Illinois first-round win over UNLV was a positive development, but his collapse against Kansas will make it difficult for him to climb any higher than where he was projected at season’s end: in the mid-second round area to undrafted.



  1. The Brandon Knight comparison

     The Brandon Knight comparison to Jrue Holiday was a good comparison for him. Malcom Lee game really stood out to me the most his game is close to been NBA ready. I strongly believe Malcom Lee have Lottery Potiental. Harrison Barnes has come back to the player the world thought of him an elite ball player. I still see him as the first pick in the draft.

  2. Knight, Barnes and No. 1 pick

    What hurt Knight more than anything else was following John Wall. If Knight came in pretty much any other year, he’d be considered a top 10 and even a possible top 5 pick. But all year long he’s drawn unfair comparisons to Wall, and while he lacks Wall’s freakish athleticism and playmaking ability, he’s a more natural scorer and a bit more fundamentally sound.

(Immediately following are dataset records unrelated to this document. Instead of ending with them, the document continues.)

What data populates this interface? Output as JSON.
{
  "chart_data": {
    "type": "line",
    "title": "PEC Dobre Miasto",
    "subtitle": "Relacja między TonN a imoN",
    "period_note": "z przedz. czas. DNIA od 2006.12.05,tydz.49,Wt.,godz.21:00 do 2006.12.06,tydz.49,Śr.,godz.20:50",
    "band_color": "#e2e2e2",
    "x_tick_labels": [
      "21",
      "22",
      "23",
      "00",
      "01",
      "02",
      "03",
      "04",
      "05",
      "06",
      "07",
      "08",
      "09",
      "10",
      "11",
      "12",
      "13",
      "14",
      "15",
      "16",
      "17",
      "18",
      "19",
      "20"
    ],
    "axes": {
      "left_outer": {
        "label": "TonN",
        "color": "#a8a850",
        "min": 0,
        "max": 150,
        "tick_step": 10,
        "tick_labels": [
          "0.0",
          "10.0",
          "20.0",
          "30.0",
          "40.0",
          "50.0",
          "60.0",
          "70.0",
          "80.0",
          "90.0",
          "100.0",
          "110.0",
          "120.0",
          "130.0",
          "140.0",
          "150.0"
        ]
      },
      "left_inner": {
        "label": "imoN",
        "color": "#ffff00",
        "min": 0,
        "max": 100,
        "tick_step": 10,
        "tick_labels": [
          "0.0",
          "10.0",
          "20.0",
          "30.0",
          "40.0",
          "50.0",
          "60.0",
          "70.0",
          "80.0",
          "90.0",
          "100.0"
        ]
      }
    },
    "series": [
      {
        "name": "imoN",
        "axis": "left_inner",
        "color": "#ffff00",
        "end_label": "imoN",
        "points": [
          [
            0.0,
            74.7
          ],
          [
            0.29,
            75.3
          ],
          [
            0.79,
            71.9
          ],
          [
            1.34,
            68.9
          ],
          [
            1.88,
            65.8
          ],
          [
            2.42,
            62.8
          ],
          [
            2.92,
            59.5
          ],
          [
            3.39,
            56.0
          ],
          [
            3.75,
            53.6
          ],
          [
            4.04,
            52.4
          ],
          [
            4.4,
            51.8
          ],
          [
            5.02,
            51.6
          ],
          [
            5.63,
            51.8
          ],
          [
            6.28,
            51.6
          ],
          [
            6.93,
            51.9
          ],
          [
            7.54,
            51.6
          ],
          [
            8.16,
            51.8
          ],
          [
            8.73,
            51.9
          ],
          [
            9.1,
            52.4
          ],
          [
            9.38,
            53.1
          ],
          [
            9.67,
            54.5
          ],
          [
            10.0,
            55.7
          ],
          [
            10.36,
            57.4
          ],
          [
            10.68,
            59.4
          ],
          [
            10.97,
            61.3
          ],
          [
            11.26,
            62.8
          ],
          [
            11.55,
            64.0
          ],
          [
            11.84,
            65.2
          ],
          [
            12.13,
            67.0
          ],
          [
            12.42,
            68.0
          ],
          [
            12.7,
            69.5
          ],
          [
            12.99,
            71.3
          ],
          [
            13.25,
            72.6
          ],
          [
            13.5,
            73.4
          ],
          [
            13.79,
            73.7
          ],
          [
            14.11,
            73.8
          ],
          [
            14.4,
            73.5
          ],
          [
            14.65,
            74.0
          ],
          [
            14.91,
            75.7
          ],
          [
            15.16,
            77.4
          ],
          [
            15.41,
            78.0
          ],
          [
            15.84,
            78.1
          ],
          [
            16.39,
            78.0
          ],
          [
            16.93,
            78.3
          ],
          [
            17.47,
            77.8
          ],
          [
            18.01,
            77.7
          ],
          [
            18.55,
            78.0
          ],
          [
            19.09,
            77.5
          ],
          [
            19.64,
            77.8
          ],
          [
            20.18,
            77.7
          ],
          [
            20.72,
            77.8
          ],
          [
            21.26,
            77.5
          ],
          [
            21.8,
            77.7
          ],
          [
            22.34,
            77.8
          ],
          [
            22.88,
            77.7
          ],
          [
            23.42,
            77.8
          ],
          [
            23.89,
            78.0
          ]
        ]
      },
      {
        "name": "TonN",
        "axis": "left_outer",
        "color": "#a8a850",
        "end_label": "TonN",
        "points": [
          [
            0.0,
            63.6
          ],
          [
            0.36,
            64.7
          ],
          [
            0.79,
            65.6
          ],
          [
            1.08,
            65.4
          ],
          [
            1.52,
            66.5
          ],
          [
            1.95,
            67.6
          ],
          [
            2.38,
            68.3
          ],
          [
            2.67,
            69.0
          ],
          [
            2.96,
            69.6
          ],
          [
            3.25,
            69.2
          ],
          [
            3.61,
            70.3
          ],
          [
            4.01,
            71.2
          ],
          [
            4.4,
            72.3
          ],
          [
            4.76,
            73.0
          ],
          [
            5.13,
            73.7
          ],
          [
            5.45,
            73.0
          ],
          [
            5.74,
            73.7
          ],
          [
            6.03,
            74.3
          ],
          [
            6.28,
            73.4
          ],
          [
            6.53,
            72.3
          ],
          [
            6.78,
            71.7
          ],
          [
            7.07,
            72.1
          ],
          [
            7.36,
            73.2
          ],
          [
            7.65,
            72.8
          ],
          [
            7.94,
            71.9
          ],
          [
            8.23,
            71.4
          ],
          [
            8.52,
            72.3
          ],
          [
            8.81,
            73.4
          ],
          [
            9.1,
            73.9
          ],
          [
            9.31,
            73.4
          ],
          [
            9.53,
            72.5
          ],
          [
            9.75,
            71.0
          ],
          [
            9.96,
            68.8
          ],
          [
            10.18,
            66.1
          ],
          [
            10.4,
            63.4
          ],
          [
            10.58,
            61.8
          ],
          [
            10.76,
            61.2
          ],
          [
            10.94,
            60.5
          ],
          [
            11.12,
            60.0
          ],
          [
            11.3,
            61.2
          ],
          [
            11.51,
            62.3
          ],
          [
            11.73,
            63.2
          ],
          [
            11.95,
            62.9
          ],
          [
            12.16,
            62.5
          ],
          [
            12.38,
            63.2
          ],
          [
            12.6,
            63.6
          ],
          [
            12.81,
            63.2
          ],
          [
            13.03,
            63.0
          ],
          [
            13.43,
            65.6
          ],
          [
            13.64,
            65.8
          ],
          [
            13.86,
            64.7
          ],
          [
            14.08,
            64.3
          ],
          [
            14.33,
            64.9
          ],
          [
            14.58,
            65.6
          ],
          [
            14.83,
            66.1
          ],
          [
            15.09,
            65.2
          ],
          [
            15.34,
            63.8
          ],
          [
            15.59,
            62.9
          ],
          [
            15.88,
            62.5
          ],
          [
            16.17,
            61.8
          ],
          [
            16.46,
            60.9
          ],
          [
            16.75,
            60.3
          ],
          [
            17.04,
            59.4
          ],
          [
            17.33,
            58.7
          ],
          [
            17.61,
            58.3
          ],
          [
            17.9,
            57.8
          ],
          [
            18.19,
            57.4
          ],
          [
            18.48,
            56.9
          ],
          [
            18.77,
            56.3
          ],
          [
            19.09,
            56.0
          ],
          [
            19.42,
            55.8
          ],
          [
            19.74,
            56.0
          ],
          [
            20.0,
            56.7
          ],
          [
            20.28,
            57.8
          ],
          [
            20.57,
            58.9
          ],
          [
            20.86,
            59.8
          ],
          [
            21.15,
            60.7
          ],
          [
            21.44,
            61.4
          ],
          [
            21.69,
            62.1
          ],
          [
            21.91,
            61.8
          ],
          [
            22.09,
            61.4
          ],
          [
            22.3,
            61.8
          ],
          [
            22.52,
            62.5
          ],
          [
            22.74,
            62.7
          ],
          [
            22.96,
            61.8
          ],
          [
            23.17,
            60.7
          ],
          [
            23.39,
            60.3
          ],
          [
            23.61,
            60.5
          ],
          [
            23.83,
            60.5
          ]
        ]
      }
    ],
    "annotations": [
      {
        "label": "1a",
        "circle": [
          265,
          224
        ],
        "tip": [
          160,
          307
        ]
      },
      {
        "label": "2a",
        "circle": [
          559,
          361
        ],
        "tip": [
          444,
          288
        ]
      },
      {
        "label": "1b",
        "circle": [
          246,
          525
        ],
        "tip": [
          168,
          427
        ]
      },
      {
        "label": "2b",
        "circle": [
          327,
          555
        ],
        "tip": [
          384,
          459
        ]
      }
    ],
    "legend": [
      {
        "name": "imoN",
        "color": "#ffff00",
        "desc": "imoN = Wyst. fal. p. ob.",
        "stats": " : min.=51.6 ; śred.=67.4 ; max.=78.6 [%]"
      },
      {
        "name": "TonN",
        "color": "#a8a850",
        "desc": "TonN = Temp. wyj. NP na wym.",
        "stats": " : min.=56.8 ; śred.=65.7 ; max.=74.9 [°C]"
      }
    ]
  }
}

    Barnes has stepped up of late, but as mentioned, his improvement has coincided with Kendall Marshall starting at the point (why did it take Roy Williams so long to start Marshall instead of the erratic Larry Drew?), and it proves he’s going to be a player who will always need someone to set him up; in other words, he’s a No. 2 guy at best on a good NBA team. He can’t be a go-to guy like a Kobe or Durant.

    In that case, as for the No. 1 pick, I’d have to go with Kyrie Irving. Before the injury, he was arguably the best PG in the nation, and he’s shown a lot of character in the way he’s carried himself through recovering from his toe injury. Of all the consensus top 5 (the others being Jared Sullinger, Derrick Williams, Terrence Jones and either Enes Kanter or Barnes), he’s the one guy a team can build around. The others are more nice complementary pieces.



  3. Barnes has stepped up of

    Barnes has stepped up of late, but as mentioned, his improvement has coincided with Kendall Marshall starting at the point (why did it take Roy Williams so long to start Marshall instead of the erratic Larry Drew?), and it proves he’s going to be a player who will always need someone to set him up; in other words, he’s a No. 2 guy



  4. Duke Fan:

    Obviously you would take Irving with the first pick because you are a biased Duke fan. Do you really think a team couldn’t be built around Barnes? The man locked down Duke’s most prolific offensive player all 3 times they played in Kyle Singler, he hit clutch shots, and he’s led the nation’s best program back from the NIT to the Sweet 16 in his freshman season. Of course Kyrie looked great early in the season because he was playing point for a team that WON the title last season and returned their 2 best players. Kyrie is very good, but not close to a John Wall or Derrick Rose. Those guys are cornerstone point guards, Irving isn’t.